Bref, bravo pour l’article Macg ?

avatar ValeRoss46 | 

@Ded77

Par contre oui, je lui avait dit que le format vidéo sur YouTube était vraiment bon.
Mais leurs articles... bof bof

avatar Seize | 

@ValeRoss46

Leurs vidéos YouTube sont effectivement très bonnes. Pour les articles, MacGe est largement au-dessus, un autre niveau.

avatar ValeRoss46 | 

@Seize

C'est ce que je pense.

avatar fredsoo | 

@Ded77

Perso je n’aime pas du tout ORLM....

avatar Arpee | 

@fredsoo

Pareil. Bla-bla-bla.

avatar fredsoo | 

@ValeRoss46

Je consulte les 2 sites, Macgé, va plus en profondeur avec une certaine rigueur, alors Mac4ever, y a beaucoup plus de légèreté, c’est différent. MacBidouille est dans la même veine que Macgé, comme son nom l’indique,plus orienté bidouille, le forum reste toujours très pertinent.
Ces les 3 seuls sites qu’il nous reste!
Je garde les 3 et suivant mes besoins et mon humeur j’ai toujours ce qu’il me faut ???

avatar marenostrum | 

Lionel de mac bidouille n'a jamais quitté son métier. il ne fait que trois article par jour. et la bidouille a perdu l'intérêt sur mac depuis longtemps.

avatar fredsoo | 

Oui Lionel a toujours aimé arracher des dents ?? c’est vrai que la bidouille sur Mac n’a plus le même sens qu’au début des années 2000...

avatar themasck | 

le journal du lapin est très bien pour les bidouilles .
j'ai mis un ssd de 500Go dans mon macbook air 2011 grâce a Pierre .

avatar marenostrum | 

c'est une question d'argent je pense. ça rapporte plus son métier de dentiste que devenir journaliste. en plus on peut faire le deuxième facilement aujourd'hui.

avatar fredsoo | 

Y a pas photo pour le salaire ????

avatar ispeed | 

MB est devenu critique à l'excès plus aucun intérêt il devrait changer de nom

avatar pat3 | 

@fredsoo

"Ces les 3 seuls sites qu’il nous reste!
Je garde les 3 et suivant mes besoins et mon humeur j’ai toujours ce qu’il me faut "

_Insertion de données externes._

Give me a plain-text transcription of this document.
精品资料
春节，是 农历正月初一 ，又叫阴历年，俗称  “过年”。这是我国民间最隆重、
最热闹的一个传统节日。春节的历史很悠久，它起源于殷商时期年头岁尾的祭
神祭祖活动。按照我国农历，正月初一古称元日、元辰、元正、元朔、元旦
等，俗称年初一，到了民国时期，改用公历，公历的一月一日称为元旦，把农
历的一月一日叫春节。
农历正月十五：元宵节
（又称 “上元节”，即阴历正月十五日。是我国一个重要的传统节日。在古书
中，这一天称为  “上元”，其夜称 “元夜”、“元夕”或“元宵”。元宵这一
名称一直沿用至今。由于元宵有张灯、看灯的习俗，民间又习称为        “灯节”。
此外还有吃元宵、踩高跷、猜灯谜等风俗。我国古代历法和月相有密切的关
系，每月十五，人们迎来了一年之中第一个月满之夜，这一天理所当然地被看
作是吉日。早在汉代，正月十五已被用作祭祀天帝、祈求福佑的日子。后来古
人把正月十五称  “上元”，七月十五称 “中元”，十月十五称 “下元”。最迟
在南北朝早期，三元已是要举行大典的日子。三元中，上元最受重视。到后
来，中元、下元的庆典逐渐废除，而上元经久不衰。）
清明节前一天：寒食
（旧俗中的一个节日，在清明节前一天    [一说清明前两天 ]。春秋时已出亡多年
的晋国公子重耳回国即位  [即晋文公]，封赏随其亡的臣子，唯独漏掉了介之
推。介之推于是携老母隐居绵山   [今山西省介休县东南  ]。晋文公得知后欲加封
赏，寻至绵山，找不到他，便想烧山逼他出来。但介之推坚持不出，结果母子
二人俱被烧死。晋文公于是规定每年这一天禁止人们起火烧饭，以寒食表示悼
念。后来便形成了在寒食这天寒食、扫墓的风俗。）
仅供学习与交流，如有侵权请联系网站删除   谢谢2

Il y a encore de la bidouille sur MacBidouille ?

avatar fredsoo | 

Bidouille au sens propre du terme on est d’accord mais souvent tu arrives à trouver une réponse à un problème.

avatar pat3 | 

@fredsoo

En même temps, qu’est-ce que tu veux bidouiller dans un mac tout soudé ?
Depuis que j’ai mon MacBook Pro sans touchbar, j’ai l’impression de me retrouver avec un étranger qui aurait quelque chose de familier.
Il va vraiment falloir que je m’initie au Terminal pour avoir de nouveau des choses intéressantes à chercher sur mon mac :-/

avatar ValeRoss46 | 

@fredsoo

Je suis assez d'accord, il en fait pour tous le monde effectivement.

avatar huexley | 

Il n'y a qu'a voir le test de l'ecran LG... Qui est lacunaire au possible.

avatar vrts | 

En meme temps Mac4ever a une rubrique People...ca en dit long sur la mentalite de l'equipe.

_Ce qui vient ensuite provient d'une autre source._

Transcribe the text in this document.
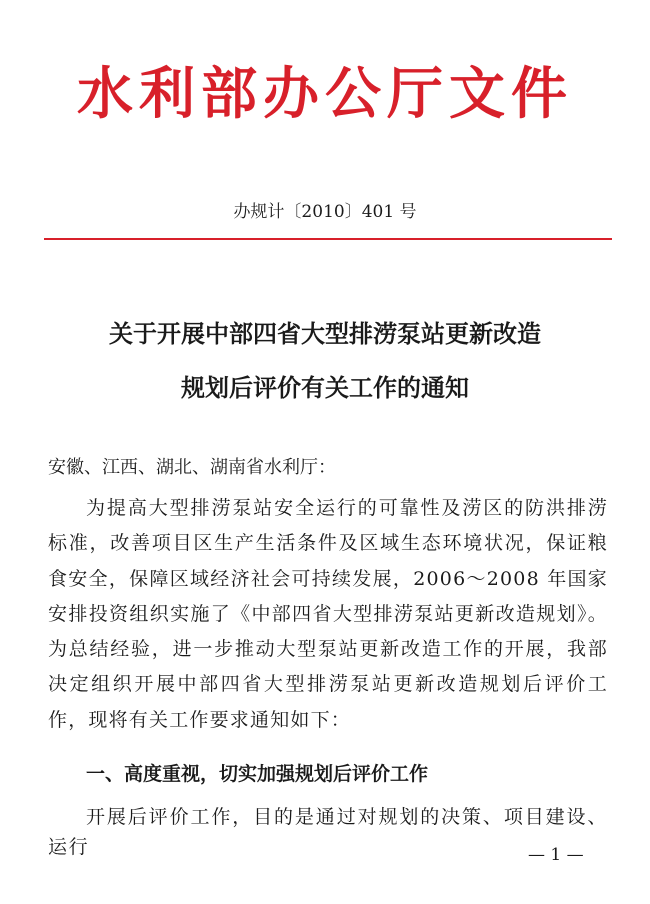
水利部办公厅文件
办规计〔2010〕401 号
关于开展中部四省大型排涝泵站更新改造
规划后评价有关工作的通知
安徽、江西、湖北、湖南省水利厅：
为提高大型排涝泵站安全运行的可靠性及涝区的防洪排涝标准，改善项目区生产生活条件及区域生态环境状况，保证粮食安全，保障区域经济社会可持续发展，2006～2008 年国家安排投资组织实施了《中部四省大型排涝泵站更新改造规划》。为总结经验，进一步推动大型泵站更新改造工作的开展，我部决定组织开展中部四省大型排涝泵站更新改造规划后评价工作，现将有关工作要求通知如下：
一、高度重视，切实加强规划后评价工作
开展后评价工作，目的是通过对规划的决策、项目建设、运行	— 1 —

Est ce que l'on parle aussi de leurs videos youtube qui utilisent les femmes comme des potiches a gadget high tech ? (ne me dites pas que leurs collegues feminines ne sont pas castees sur leur physique, c'est evident)

et je valide la zero remise en question.
En resume c'est un peu les beaufs de la presse mac francophone.

avatar ValeRoss46 | 

@vrts

Ah oui tu n'y vas pas de main morte ?

C'est vrai qu'ils adorent mettre de belles filles dans leurs vidéos. Ça fait plus de vues que veux-tu ??‍♂️

avatar colossus928 | 

@vrts

C'est tellement ça, c'est d'un ridicule.
Rien à voir avec les présentatrices mais leurs vidéos sont creuses.
Ce sont des présentations rapides des produits, rien de plus.

avatar xDave | 

@emourgues

Très bon travail de mémoire et pour ce qui ne connaissent pas.

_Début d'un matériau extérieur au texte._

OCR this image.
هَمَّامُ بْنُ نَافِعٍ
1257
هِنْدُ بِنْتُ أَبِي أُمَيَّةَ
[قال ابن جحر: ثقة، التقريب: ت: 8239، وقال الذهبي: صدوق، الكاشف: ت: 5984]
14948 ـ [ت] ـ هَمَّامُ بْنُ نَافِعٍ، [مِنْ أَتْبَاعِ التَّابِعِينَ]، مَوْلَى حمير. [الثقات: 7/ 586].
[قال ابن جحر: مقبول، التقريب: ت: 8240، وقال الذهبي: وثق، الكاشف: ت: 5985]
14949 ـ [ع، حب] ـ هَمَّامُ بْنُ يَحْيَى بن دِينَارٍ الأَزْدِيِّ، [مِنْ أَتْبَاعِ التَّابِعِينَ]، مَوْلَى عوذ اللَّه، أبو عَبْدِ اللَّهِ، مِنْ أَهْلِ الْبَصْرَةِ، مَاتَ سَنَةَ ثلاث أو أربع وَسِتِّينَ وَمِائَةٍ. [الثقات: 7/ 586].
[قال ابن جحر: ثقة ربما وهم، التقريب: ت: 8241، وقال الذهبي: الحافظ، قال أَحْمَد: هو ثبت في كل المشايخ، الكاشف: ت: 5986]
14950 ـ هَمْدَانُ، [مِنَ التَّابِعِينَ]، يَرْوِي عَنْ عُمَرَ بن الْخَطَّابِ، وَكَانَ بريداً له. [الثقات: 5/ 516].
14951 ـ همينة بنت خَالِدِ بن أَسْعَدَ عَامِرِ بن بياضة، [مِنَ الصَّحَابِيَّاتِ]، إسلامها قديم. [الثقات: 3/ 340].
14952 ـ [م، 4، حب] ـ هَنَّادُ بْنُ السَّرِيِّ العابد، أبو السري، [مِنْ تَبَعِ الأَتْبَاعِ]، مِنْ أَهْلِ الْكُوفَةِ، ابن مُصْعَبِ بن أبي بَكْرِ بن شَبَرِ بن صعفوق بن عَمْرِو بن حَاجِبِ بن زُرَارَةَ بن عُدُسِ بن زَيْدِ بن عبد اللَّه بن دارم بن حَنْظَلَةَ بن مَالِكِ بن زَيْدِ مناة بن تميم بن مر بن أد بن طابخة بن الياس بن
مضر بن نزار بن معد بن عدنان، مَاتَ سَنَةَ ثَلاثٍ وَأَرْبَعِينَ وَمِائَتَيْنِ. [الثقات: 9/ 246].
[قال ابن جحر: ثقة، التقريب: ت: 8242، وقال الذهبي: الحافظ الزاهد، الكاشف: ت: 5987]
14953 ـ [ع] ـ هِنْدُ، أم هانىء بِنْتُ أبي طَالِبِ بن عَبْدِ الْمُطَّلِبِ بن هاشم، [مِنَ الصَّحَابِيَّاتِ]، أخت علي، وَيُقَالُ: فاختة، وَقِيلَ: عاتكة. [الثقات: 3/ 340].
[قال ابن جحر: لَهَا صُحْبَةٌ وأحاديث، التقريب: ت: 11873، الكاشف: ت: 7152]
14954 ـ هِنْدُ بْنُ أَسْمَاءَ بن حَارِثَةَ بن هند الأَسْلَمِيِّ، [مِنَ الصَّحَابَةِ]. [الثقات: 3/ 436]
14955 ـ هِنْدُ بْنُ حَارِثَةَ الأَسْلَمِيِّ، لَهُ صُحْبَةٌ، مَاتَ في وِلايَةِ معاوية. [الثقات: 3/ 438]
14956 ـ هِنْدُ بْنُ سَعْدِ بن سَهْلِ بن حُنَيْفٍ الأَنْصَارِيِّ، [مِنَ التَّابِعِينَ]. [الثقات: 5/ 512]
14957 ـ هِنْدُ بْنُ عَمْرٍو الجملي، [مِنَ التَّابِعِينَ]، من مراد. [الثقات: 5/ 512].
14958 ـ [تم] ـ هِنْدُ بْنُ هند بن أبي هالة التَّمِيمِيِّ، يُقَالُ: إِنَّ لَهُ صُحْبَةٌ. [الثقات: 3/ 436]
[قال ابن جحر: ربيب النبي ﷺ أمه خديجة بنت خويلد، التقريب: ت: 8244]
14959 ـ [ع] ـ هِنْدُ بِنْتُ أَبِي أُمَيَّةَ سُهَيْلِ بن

Je me rappelle des débuts de PostScript et des histoires de licence coûteuse pour les autres boîtes de typographie.
Seules les polices Adobe étaient lissées à l’écran, les autres étaient affichées en gros blocs de carrés, une horreur pour gérer les approches à l’écran (et à l’époque les polices ne contenaient pas des tables d’approche très correctes).
Mon boss ne jurait que par le Goudy, Century ou Gill Sans made in Mecanorma si mes souvenirs....
XPress et son outil table d’approches m’avait sauvé de nombreuses heures de travail.
Puis vint ATM et sans doute une licence plus souple et des typos enfin lissées à l’écran.

... reprend sa canne, et remet ses binocles...

En revanche mettre Photoshop dans cet article est confus voire HS, puisque Photoshop ne gérait que les images bitmap pendant quelques versions. Peut-être à préciser.